Protestar con ideas: la democracia que viene
En una democracia madura, el derecho a protestar no se discute. Lo que sí merece revisión es la calidad del reclamo: pasar de la oposición automática a la propuesta inteligente, inclusiva y orientada a mejorar lo que ya existe. El análisis de Fernando Gentile.
Vivimos un momento de inflexión. No necesariamente por la intensidad del conflicto social, sino por la forma en que elegimos expresarlo. En una democracia con más de cuarenta años de continuidad institucional, la pregunta ya no es solo si se protesta, sino cómo y para qué.
Las elecciones recientes volvieron a expresar una voluntad mayoritaria y una hoja de ruta conocida. Con acuerdos o desacuerdos, ese marco fue validado dentro de las reglas del sistema democrático. Este dato no anula el derecho a reclamar, pero sí debería invitarnos a reflexionar sobre la calidad del debate público y la forma en que se canalizan las demandas sociales.
La protesta es un derecho constitucional, legítimo y necesario. Sin ella, muchas conquistas sociales no hubieran sido posibles. El problema aparece cuando ese derecho se vacía de contenido y se transforma en una reacción automática: oponerse por oponerse, rechazar porque la propuesta viene de otro, o movilizarse exclusivamente para preservar beneficios y privilegios de unos pocos, dejando fuera a grandes sectores que no están representados.
Administrar lo ajeno: la prueba moral que seguimos perdiendo como sociedad
Hoy, una parte significativa de los trabajadores vive en la informalidad. No cuenta con protección, ni derechos laborales plenos, ni representación efectiva. Sin embargo, muchas discusiones públicas continúan girando alrededor de los mismos actores, con las mismas consignas y los mismos métodos, como si el mundo del trabajo no hubiera cambiado.

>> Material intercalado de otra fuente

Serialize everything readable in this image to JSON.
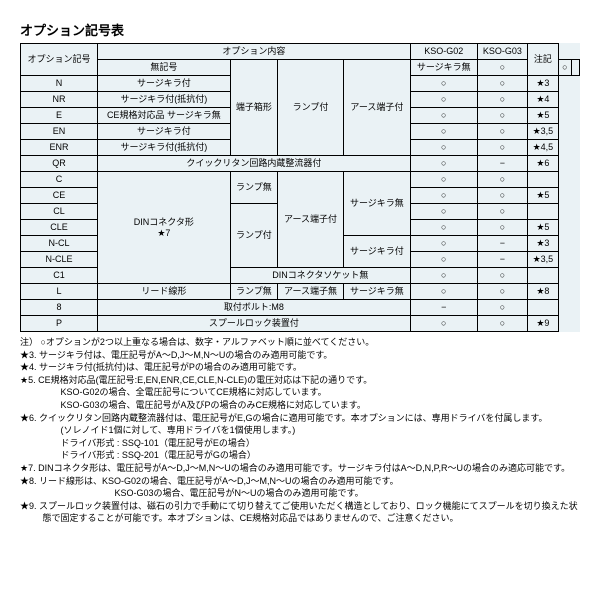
{
  "title": "オプション記号表",
  "headers": {
    "code": "オプション記号",
    "content": "オプション内容",
    "g02": "KSO-G02",
    "g03": "KSO-G03",
    "note": "注記"
  },
  "rows": [
    {
      "code": "無記号",
      "c1": "",
      "c2": "",
      "c3": "",
      "c4": "サージキラ無",
      "g02": "○",
      "g03": "○",
      "note": ""
    },
    {
      "code": "N",
      "c1": "端子箱形",
      "c2": "ランプ付",
      "c3": "アース端子付",
      "c4": "サージキラ付",
      "g02": "○",
      "g03": "○",
      "note": "★3"
    },
    {
      "code": "NR",
      "c1": "",
      "c2": "",
      "c3": "",
      "c4": "サージキラ付(抵抗付)",
      "g02": "○",
      "g03": "○",
      "note": "★4"
    },
    {
      "code": "E",
      "c1": "",
      "c2": "",
      "c3": "",
      "c4": "CE規格対応品 サージキラ無",
      "g02": "○",
      "g03": "○",
      "note": "★5"
    },
    {
      "code": "EN",
      "c1": "",
      "c2": "",
      "c3": "",
      "c4": "サージキラ付",
      "g02": "○",
      "g03": "○",
      "note": "★3,5"
    },
    {
      "code": "ENR",
      "c1": "",
      "c2": "",
      "c3": "",
      "c4": "サージキラ付(抵抗付)",
      "g02": "○",
      "g03": "○",
      "note": "★4,5"
    },
    {
      "code": "QR",
      "c1": "",
      "c2": "",
      "c3": "クイックリタン回路内蔵整流器付",
      "c4": "",
      "g02": "○",
      "g03": "−",
      "note": "★6"
    },
    {
      "code": "C",
      "c1": "DINコネクタ形\n★7",
      "c2": "ランプ無",
      "c3": "アース端子付",
      "c4": "サージキラ無",
      "g02": "○",
      "g03": "○",
      "note": ""
    },
    {
      "code": "CE",
      "c1": "",
      "c2": "",
      "c3": "",
      "c4": "CE規格対応品",
      "g02": "○",
      "g03": "○",
      "note": "★5"
    },
    {
      "code": "CL",
      "c1": "",
      "c2": "ランプ付",
      "c3": "",
      "c4": "",
      "g02": "○",
      "g03": "○",
      "note": ""
    },
    {
      "code": "CLE",
      "c1": "",
      "c2": "",
      "c3": "",
      "c4": "CE規格対応品",
      "g02": "○",
      "g03": "○",
      "note": "★5"
    },
    {
      "code": "N-CL",
      "c1": "",
      "c2": "",
      "c3": "",
      "c4": "サージキラ付",
      "g02": "○",
      "g03": "−",
      "note": "★3"
    },
    {
      "code": "N-CLE",
      "c1": "",
      "c2": "",
      "c3": "",
      "c4": "",
      "g02": "○",
      "g03": "−",
      "note": "★3,5"
    },
    {
      "code": "C1",
      "c1": "",
      "c2": "",
      "c3": "DINコネクタソケット無",
      "c4": "",
      "g02": "○",
      "g03": "○",
      "note": ""
    },
    {
      "code": "L",
      "c1": "リード線形",
      "c2": "ランプ無",
      "c3": "アース端子無",
      "c4": "サージキラ無",
      "g02": "○",
      "g03": "○",
      "note": "★8"
    },
    {
      "code": "8",
      "c1": "",
      "c2": "",
      "c3": "取付ボルト:M8",
      "c4": "",
      "g02": "−",
      "g03": "○",
      "note": ""
    },
    {
      "code": "P",
      "c1": "",
      "c2": "",
      "c3": "スプールロック装置付",
      "c4": "",
      "g02": "○",
      "g03": "○",
      "note": "★9"
    }
  ],
  "notes": [
    "注） ○オプションが2つ以上重なる場合は、数字・アルファベット順に並べてください。",
    "★3. サージキラ付は、電圧記号がA～D,J～M,N～Uの場合のみ適用可能です。",
    "★4. サージキラ付(抵抗付)は、電圧記号がPの場合のみ適用可能です。",
    "★5. CE規格対応品(電圧記号:E,EN,ENR,CE,CLE,N-CLE)の電圧対応は下記の通りです。\n　　KSO-G02の場合、全電圧記号についてCE規格に対応しています。\n　　KSO-G03の場合、電圧記号がA及びPの場合のみCE規格に対応しています。",
    "★6. クイックリタン回路内蔵整流器付は、電圧記号がE,Gの場合に適用可能です。本オプションには、専用ドライバを付属します。\n　　(ソレノイド1個に対して、専用ドライバを1個使用します。)\n　　ドライバ形式 : SSQ-101（電圧記号がEの場合）\n　　ドライバ形式 : SSQ-201（電圧記号がGの場合）",
    "★7. DINコネクタ形は、電圧記号がA～D,J～M,N～Uの場合のみ適用可能です。サージキラ付はA～D,N,P,R～Uの場合のみ適応可能です。",
    "★8. リード線形は、KSO-G02の場合、電圧記号がA～D,J～M,N～Uの場合のみ適用可能です。\n　　　　　　　　KSO-G03の場合、電圧記号がN～Uの場合のみ適用可能です。",
    "★9. スプールロック装置付は、磁石の引力で手動にて切り替えてご使用いただく構造としており、ロック機能にてスプールを切り換えた状態で固定することが可能です。本オプションは、CE規格対応品ではありませんので、ご注意ください。"
  ]
}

Y el mundo cambió. La tecnología, el teletrabajo, los esquemas híbridos y las nuevas actividades ya forman parte de la realidad. En pocos años surgirán ocupaciones que hoy ni siquiera imaginamos. Frente a este escenario, insistir en categorías, lógicas y herramientas del pasado no solo resulta ineficaz, sino también injusto para quienes quedan sistemáticamente afuera del sistema.
Por eso, el desafío no es acallar el conflicto, sino elevarlo. Pasar de la manifestación reactiva a una forma de protesta inteligente. De la consigna al argumento. Del bloqueo a la propuesta.
Protestar con ideas implica, como mínimo, tres condiciones.
Primero, comprender en profundidad aquello que se cuestiona: leer, analizar, identificar impactos reales.
Segundo, formular alternativas: qué mejorar, qué corregir, qué hacer distinto.
Tercero, pensar en el conjunto, no solo en el sector que ya tiene voz, poder o capacidad de presión.
Este enfoque no debilita la democracia; la fortalece. Porque una democracia madura no se sostiene únicamente en mayorías circunstanciales ni en minorías ruidosas, sino en debates de calidad, en propuestas superadoras y en actores dispuestos a asumir responsabilidades.
Empresas, sindicatos, cámaras sectoriales, organizaciones sociales y dirigentes cuentan hoy con acceso a información, conocimiento técnico y asesoramiento profesional. Utilizar esos recursos para enriquecer el debate público no es una opción: es una responsabilidad.
Las manifestaciones del nuevo siglo -de esta década y de la próxima- no deberían basarse únicamente en la cantidad de personas en la calle, sino en la calidad de las ideas que se ponen sobre la mesa. En la capacidad de transformar el reclamo en propuesta y el desacuerdo en mejora concreta.
Si aspiramos a una democracia más sólida, más inclusiva y más justa, necesitamos menos oposición automática y más inteligencia colectiva. Menos ruido y más pensamiento. Menos defensa de privilegios y más construcción de futuro.
La democracia que viene no se grita: se piensa, se discute y se mejora.